- Born: 1995 (age 30–31)
- Education: University of Lviv
- Parent: Victor Neborak

= Bohdana Neborak =

Ukrainian cultural commentator and journalist

Bohdana Neborak (born 1995) is a Ukrainian cultural commentator and journalist. She is Editor-in-Chief of the magazine The Ukrainians! and host of the podcast “Наразі без назви”.

== Early life and education ==
Neborak grew up in Lviv. Her father, Viktor Neborak, is a writer. She earned a bachelor's degree in law at the University of Lviv.

== Career ==
She served as Head of Translation at the Ukrainian Book Institute. Here she worked to promote Ukrainian literature internationally. She worked on a programme called Translate Ukraine, which connected publishers and translators to spread Ukrainian art around the world. By the end of 2020, over 50 new translations of Ukrainian books had been created internationally. In 2020 the Kyiv Post named Neborak as one of Ukraine's Top 30 Under 30.

Neborak joined the magazine The Ukrainians!, where she was responsible for the reading section and worked to promote literature. Her first podcast, “Vzyala i Prochytala” (Up and Read), covered violence, hate speech and Ukrainian literature.
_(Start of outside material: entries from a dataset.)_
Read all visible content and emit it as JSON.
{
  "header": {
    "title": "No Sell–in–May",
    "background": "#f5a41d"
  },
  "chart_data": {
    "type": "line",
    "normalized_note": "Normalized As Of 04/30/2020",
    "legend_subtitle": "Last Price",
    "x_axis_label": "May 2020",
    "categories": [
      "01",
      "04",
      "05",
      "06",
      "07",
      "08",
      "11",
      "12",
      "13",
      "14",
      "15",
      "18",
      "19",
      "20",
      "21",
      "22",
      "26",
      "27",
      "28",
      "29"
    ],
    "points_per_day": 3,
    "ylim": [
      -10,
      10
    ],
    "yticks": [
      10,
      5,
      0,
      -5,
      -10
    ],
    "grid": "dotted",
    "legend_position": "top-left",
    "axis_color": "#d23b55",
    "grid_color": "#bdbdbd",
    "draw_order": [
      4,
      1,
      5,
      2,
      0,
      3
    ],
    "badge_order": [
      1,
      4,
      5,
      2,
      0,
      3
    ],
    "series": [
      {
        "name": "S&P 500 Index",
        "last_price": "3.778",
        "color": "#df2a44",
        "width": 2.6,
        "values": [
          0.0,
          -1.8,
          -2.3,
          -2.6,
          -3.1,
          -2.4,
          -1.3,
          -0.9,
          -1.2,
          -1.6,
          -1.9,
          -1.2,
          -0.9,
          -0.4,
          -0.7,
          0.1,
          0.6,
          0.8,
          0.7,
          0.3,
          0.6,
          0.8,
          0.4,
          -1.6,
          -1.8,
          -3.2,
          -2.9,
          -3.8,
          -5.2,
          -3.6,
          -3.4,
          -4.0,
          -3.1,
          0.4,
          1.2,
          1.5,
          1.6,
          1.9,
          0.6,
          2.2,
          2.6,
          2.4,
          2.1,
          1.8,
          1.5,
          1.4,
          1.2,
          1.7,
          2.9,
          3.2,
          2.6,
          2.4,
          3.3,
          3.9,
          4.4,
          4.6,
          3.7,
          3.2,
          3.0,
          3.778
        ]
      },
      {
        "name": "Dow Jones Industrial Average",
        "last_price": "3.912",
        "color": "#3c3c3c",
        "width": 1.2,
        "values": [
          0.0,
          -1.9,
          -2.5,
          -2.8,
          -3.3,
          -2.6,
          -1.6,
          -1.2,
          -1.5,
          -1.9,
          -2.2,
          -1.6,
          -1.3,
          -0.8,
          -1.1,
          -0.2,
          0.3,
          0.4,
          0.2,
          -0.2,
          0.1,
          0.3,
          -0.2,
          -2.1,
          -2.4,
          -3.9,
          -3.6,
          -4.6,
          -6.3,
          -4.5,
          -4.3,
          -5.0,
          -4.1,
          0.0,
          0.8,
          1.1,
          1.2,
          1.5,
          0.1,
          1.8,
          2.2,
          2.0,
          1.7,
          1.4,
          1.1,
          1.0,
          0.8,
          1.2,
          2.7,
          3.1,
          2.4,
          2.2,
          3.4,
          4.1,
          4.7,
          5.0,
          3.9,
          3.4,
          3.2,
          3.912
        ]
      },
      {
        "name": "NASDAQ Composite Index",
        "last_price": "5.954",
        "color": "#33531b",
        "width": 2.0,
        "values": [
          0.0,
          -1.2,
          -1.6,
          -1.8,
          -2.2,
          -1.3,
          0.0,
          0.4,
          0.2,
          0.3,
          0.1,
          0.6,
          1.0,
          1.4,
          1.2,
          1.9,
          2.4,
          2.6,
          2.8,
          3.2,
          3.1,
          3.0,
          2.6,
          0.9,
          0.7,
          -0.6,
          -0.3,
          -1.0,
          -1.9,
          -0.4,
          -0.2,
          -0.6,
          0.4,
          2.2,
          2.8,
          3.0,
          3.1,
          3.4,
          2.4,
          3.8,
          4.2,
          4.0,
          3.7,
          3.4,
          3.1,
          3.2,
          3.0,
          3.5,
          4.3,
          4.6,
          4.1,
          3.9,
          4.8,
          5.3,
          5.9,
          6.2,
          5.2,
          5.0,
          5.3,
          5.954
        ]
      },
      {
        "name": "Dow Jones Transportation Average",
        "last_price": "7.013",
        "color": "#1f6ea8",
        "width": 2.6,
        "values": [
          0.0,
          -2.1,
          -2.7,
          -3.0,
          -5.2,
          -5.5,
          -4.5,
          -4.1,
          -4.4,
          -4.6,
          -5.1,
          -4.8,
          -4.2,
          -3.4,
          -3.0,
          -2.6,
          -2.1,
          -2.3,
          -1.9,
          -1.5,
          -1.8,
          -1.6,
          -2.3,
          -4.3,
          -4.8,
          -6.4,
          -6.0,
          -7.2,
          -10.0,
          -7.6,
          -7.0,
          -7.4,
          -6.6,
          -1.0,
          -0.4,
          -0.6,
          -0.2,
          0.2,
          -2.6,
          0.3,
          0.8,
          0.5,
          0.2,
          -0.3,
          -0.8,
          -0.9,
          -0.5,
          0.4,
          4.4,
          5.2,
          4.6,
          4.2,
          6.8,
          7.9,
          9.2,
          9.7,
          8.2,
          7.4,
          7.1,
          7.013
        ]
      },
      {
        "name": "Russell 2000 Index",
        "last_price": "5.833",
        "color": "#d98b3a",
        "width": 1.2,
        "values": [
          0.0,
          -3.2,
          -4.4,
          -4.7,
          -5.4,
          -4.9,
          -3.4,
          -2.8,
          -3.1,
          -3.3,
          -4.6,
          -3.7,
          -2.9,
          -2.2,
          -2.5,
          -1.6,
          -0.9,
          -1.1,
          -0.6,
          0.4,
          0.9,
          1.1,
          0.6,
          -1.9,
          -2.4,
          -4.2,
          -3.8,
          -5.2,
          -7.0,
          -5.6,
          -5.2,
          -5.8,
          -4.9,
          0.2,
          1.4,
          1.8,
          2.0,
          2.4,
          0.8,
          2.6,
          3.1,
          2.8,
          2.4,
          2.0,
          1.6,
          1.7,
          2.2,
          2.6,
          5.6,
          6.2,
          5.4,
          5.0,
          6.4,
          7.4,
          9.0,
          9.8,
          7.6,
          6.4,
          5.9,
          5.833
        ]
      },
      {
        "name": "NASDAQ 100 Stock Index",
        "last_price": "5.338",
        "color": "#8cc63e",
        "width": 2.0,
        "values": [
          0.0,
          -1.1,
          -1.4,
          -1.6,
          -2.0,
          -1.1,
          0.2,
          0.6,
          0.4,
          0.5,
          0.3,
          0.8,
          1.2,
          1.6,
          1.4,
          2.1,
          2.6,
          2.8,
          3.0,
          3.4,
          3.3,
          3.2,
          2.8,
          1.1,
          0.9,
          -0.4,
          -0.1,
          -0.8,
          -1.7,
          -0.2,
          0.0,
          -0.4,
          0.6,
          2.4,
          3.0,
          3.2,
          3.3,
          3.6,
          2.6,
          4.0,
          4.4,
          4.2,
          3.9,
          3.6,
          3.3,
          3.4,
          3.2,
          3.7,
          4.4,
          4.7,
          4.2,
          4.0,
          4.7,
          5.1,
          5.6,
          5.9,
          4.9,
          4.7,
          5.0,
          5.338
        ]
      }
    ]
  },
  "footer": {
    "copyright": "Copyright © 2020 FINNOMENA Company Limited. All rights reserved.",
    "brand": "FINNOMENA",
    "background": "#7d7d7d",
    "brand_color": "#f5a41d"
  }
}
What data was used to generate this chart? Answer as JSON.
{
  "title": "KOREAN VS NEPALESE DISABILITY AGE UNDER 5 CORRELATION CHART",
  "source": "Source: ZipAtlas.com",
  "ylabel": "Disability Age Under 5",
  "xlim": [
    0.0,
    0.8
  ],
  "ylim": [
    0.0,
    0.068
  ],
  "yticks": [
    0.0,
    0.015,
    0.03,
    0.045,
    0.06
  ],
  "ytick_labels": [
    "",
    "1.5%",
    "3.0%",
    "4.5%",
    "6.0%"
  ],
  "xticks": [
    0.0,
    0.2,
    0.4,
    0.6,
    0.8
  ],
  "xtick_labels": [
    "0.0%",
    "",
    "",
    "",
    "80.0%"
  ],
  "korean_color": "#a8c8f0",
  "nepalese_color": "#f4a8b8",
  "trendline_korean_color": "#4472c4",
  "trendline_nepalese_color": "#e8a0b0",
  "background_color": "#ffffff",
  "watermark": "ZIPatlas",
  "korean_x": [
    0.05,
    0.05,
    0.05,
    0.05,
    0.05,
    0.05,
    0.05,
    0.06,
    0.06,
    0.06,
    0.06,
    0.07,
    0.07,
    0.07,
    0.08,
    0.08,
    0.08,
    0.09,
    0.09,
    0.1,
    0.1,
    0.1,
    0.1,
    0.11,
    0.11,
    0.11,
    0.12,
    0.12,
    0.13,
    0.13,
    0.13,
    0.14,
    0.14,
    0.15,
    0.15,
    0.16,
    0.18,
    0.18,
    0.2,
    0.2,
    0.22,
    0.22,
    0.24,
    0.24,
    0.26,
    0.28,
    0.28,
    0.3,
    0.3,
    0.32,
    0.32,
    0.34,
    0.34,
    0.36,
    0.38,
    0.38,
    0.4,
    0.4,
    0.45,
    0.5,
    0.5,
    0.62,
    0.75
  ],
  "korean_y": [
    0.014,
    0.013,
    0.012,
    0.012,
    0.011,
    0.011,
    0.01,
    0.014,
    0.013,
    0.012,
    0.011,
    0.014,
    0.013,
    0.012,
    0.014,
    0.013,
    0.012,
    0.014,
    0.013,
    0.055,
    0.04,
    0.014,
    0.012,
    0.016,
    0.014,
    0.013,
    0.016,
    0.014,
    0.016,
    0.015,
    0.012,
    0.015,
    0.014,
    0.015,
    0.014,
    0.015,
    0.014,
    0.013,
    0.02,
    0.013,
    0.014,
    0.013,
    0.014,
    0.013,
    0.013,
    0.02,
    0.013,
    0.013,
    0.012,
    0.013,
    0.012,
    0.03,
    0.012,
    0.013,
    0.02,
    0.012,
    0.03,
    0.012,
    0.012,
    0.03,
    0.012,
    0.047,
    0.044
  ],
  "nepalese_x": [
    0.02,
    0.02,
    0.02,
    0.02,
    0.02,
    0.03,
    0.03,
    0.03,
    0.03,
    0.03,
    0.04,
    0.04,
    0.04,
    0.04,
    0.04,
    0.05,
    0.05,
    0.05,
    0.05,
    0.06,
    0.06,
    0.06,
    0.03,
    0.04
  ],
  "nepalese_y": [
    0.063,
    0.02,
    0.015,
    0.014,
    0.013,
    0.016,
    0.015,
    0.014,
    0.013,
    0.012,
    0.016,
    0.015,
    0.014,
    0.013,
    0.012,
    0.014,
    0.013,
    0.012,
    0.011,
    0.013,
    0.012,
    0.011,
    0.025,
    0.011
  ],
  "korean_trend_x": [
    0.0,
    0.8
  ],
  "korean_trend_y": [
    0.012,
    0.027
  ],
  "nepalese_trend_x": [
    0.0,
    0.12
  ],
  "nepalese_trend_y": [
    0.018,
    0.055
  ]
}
Neborak rose to prominence during the Russian invasion of Ukraine. At the start of the invasion she returned to Lviv. She has commented on the significance of historical artists on understanding the Russian invasion of Ukraine. She called for the world to elevate Ukrainian voices over Russian ones, and promoted Ukrainian authors in pop-up bookshops that opened during the Ukrainian blackouts.

Her podcast, “Наразі без назви” (Currently Untitled), was recognised as the best cultural podcast in 2022. The Guardian newspaper described her as one of Ukraine's most hopeful young women of 2023.